Tuesday, July 15, 2008

Music Review: The Hold Steady - Stay Positive

The Hold Steady’s previous album, Boys and Girls in America, was an exhilarating, emotional, and occasionally sobering mix of songs about drinking, drugs, and other wholesome activities. Its characters seemed to enjoy getting their kicks and fixes in the moment, but remained acutely aware that the morning after wouldn’t be so sweet. Its most obvious influences were impeccable – a holy triumvirate of the Replacements, Husker Du, and E-Street Band-era Bruce Springsteen came to mind for various reviewers – yet the album somehow managed to incorporate those influences without sounding like a cheap knockoff.

The band’s latest album, Stay Positive, wears these influences with pride once again, perhaps a little too much so for some fans and critics. Still, it’s not accurate to dismiss the band’s latest effort as unoriginal or blandly derivative. Despite what one witty critic recently wrote, lead singer Craig Finn isn’t the offspring of Springsteen and Bob Mould. The band brings an organic, traditional rock sound, free of needless background music and manufactured noise, and an intensity to both their albums and live performances that do separate them from the glut of indie bands.

Stay Positive is a good album, even if it doesn’t quite match up to either Boys and Girls or their earlier album Separation Sunday. The songs vary from aggressive, pseudo-macho anthems (macho for indie standards, at least) like “Constructive Summer” and “Sequestered in Memphis,” to ballads like “Lord, I’m Discouraged.”

Although the vocals are a bit more restrained and the instrumentation a tad more polished, Finn still talk-sings in his distinctive voice and the band still makes a decent amount of racket. In an album setting, the band clearly knows how they want their music to sound; it’s textured and layered without being oversaturated or suffering from a cold production.

The songs explore many of the same themes as Boys and Girls and Separation Sunday. Like those two albums, Finn’s characters still invariably always seem to be getting older at breakneck speed, aided by drugs, booze, horizontal tangos, or the various other temptations of the late-night scene. These are songs where the characters could either be heading for redemption or disaster, or maybe both. There’s a fair amount of boredom and restlessness here, with little hint of resolution or positive endings.

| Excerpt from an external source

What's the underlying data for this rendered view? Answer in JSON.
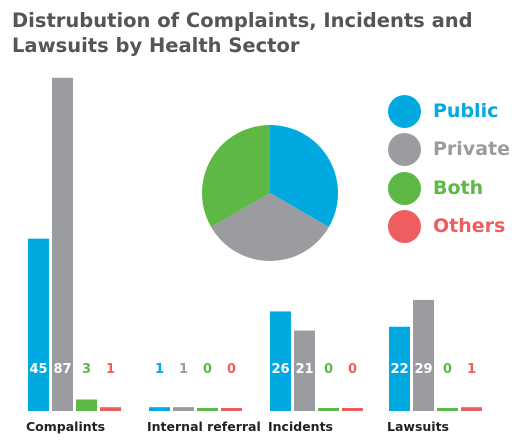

Death guest stars on many of the songs. The clear Springsteen conceit aside, Finn’s cynical summation of “work at the mill and then you die” in “Constructive Summer” sets the tone for the much of the album. “Lord, I’m Discouraged” is damn bleak, with the narrator admitting “I mostly just pray she don’t die.” “Both Crosses,” so heavy on the religious imagery you might think you’re back in PSR, ranks among the darkest songs Finn has written. On top of a sparse musical arrangement, Finn sings “I’ve been mostly dying, and I’ve been mostly coughing, and I’ve been mostly crying.”

There are a few subtle shifts though. Whereas the band’s two previous albums explored drug and alcohol-fueled lives and the inevitable after-effects, some of the songs on Stay Positive find people simply struggling to come to terms with getting older, no chemical assistance required.

The title song (if you’re in a particularly bad mood, this song might set you off like Michael Douglass in Falling Down) finds the narrator increasingly tiring of wild nights. In “Joke About Jamaica,” a woman finds herself noticing that “the boys are getting younger and the bands are getting louder.” Longtime Hold Steady geeks will also notice that recurring characters Holly, Charlemagne, and Gideon don’t make any explicit appearances on the album. If any of the songs are about them, Finn’s not giving it away.

Stay Positive isn’t exactly The Hold Steady treading water, but it’s certainly not a major step forward musically either. In many ways it sounds like we’ve heard this before, or at least parts of it. Still, there are some noticeable shifts, even if it won’t stop the detractors from focusing on the band’s sometimes too-obvious influences.